Par ailleurs, il introduit une incapacité d'exercice pour les personnes condamnées par une juridiction étrangère à une condamnation incapacitante en droit français.

Enfin, par exception au principe de réhabilitation pénale, il prévoit que les incapacités relevant du contrôle de l'honorabilité sont applicables en cas de condamnation définitive figurant dans le FIJAISV, même si elle n'est plus inscrite au bulletin n° 2 du casier judiciaire.

L'article 2 crée pour les dirigeants de club une obligation de signalement aux services de l'État des comportements des personnes entrant dans le champ du contrôle de l'honorabilité qui présentent un danger pour la sécurité et la santé physique ou mentale des pratiquants. Il crée également une mesure administrative d'interdiction, temporaire ou définitive, de diriger un club, dans certaines conditions.

Bien entendu, aucun texte n'est parfait et celui-ci ne fait pas exception à la règle. Mais j'ai la conviction que nous devons l'adopter au plus vite pour capitaliser sur les acquis de la commission d'enquête et maintenir la pression sur les fédérations.

Il pourrait être amélioré, nous en avons tous conscience. En effet, plusieurs questions méritent d'être posées s'agissant du contrôle de l'honorabilité. Une réflexion sur son champ, en particulier, devrait être conduite dans le cadre du projet de loi sur le sport que la ministre a promis de présenter après les Jeux olympiques et paralympiques. Selon moi, il faudrait contrôler l'honorabilité de l'ensemble des personnes intervenant auprès de mineurs au sein des EAPS. Aujourd'hui, certaines catégories de licenciés ne sont pas contrôlées et certains intervenants dans les clubs ne sont pas licenciés. Afin d'assurer l'effectivité du contrôle et d'éviter autant que possible le contact des mineurs avec des personnes dangereuses pour leur intégrité, un élargissement du contrôle de l'honorabilité à l'ensemble des licenciés pourrait être envisagé. Les intervenants réguliers au sein des clubs devraient également être licenciés.

Mais les éléments de ces deux réformes essentielles ne semblent pas encore arrivés à maturité. Des questions d'ordre économique – liées au coût des licences –, matériel et juridique se posent.

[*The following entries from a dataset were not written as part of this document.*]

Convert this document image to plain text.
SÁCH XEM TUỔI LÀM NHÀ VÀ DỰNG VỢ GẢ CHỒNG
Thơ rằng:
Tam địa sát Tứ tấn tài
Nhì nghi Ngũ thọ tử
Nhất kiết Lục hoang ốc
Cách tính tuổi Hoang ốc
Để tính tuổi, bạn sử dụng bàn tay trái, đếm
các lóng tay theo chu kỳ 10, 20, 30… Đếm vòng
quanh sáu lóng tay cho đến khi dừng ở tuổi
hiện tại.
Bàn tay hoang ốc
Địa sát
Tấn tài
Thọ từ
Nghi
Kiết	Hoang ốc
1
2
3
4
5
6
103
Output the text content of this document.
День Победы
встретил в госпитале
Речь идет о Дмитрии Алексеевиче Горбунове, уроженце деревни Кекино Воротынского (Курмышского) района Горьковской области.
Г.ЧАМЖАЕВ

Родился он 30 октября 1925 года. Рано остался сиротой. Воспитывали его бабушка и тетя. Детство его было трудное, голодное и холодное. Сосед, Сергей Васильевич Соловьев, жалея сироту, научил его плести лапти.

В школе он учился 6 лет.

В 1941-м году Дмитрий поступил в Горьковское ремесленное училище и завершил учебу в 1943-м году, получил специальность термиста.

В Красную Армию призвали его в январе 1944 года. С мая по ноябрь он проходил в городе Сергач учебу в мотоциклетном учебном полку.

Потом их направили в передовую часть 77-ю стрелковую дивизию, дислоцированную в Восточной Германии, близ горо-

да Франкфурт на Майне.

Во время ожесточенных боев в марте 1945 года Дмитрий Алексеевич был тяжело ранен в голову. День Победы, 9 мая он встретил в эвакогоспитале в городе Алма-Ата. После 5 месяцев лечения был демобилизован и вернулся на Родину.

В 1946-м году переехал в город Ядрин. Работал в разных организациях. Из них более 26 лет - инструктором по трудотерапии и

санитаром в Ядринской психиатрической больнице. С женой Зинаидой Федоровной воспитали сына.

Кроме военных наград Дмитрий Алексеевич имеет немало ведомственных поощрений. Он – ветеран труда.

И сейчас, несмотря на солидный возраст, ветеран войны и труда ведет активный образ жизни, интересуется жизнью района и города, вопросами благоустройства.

J'ai été alertée, lors des auditions, sur la nécessité de rendre le « SI honorabilité » plus robuste, de façon à permettre la montée en charge progressive du contrôle. En outre, une augmentation des effectifs des services déconcentrés me semble absolument incontournable si l'on veut que le contrôle soit crédible et, par conséquent, dissuasif.

Voilà pourquoi, mes chers collègues, je vous propose que nous nous en tenions au présent texte.

J'ai la conviction que le monde sportif est prêt à cette évolution et que, très bientôt, le contrôle de l'honorabilité sera parfaitement routinier. J'en veux pour preuve le climat extrêmement constructif dans lequel se sont déroulées les auditions que j'ai menées. De nombreux dirigeants sportifs reconnaissent désormais la nécessité de ce dispositif.

D'ores et déjà, celui-ci est monté en puissance dans les fédérations, comme en témoignent les derniers chiffres que Fabienne Bourdais m'a communiqués. Au 1er février 2024, le contrôle d'honorabilité avait été effectué pour 1,66 million de bénévoles, dont 770 000 exploitants d'EAPS, 750 000 éducateurs sportifs et 140 000 arbitres et juges. En mai 2023, 1 million avait été contrôlé, et 1,2 million au 6 novembre.

Mes chers collègues, ce texte n'est qu'une étape, mais une étape indispensable. En l'adoptant conforme, vous contribuerez à renforcer la protection des pratiquants. Je vous en remercie par avance.